Has anyone ever had that sentimental feeling while being depressed?

I noticed that every time I get depressed, I start to feel really sentimental and incomplete about things. I know this sounds so stupid, but recently I threw out my old Lip Smackers that I had for about 15 yrs now. I didn't start feeling bad until I started looking at pictures of Lip Smackers. It just made me miss the 90s and my childhood in general. I started to feel really bad about throwing out my old lip smackers because it feels like I threw out piece of my childhood. I was also like this last summer when I started feeling really sentimental about my old stuffed animals that I couldn't find or perhaps don't have anymore. I just keep feeling like there's nothing left around me like it's all gone.

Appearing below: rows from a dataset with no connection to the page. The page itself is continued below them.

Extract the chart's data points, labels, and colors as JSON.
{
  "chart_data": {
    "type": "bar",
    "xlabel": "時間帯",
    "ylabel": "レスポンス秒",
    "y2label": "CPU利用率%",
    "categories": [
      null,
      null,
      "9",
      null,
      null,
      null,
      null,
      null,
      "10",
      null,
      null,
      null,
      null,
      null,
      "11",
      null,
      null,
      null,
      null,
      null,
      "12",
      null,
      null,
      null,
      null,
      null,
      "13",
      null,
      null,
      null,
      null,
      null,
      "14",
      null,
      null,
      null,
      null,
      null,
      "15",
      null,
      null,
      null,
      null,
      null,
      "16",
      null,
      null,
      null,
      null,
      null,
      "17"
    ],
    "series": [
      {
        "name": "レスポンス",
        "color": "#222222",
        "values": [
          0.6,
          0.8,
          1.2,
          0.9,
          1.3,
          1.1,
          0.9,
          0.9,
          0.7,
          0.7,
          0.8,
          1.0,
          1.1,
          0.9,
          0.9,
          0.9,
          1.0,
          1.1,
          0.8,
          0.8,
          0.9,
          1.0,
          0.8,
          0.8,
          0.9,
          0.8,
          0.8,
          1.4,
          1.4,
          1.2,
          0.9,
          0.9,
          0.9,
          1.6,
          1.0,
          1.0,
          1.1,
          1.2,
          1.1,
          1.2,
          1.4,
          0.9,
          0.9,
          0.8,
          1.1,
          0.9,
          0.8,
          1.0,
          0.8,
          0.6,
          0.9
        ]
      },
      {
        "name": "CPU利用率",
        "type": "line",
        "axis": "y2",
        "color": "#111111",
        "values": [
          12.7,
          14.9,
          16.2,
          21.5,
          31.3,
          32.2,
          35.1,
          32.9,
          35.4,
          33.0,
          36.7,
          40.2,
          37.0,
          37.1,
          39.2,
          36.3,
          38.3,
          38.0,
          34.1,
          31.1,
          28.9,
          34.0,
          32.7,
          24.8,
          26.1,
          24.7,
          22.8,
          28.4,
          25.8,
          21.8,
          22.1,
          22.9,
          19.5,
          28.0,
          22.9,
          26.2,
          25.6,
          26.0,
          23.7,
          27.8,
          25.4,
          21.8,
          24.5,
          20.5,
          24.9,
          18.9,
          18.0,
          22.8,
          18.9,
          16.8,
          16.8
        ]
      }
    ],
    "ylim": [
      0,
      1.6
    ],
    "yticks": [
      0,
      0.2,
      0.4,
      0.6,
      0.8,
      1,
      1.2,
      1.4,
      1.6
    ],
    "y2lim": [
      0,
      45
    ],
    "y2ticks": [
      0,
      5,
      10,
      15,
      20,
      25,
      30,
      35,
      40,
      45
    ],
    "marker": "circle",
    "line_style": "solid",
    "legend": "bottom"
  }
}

it's not strange to get attached to material things, especially when you have depression. a lot of times it stems from a feeling of lack of control in your life, and those things you hold onto seem like the only constant in your life, and they keep a part of you in that moment of your life when everything was better. it can be scary to let go of them without feeling like you're suddenly forced to continue forward alone in the things that make you uncomfortable or even nervous or unmotivated at times, but if you can work through your depression, i promise it does get better. i've felt that way before, for a long time, but if you can start by finding one thing that distracts you from those thoughts in a positive way, a little at a time, you can overcome it :)

I'm not sure if it's sentimental, or guilt. I have guilt like that too that comes from my obsessive-compulsive disorder. Overall, you shouldn't have to feel guilty about this. Try to think about it and simply accept. "Yes I threw that out, and no, I'm not going to feel guilty about it" You're in the middle of a battle with your brain and you can outthink. Stay positive.

When I get depressed my brain naturally starts to wonder why. Problem is I already know why. It's not the world, it's me. The picture looks bad not because the world is bad, but because the camera is broken. I'm broken. I just need to adjust my meds. Problem is my brain doesn't know that, so it keeps thinking back to every time in my past I felt the same, and it appears my past life is riddled with endless depression, which isn't totally accurate, there have been many happy times in the past. Or it tries to come up with an explanation, like I was happy when I had certain items which I now no longer have, so it must be because I got rid of those items, because I was happier back then, but actually I know it has nothing to do with that. Happiness is a condition of the body. I just need to get my body and brain back into shape. Hope you feel better soon.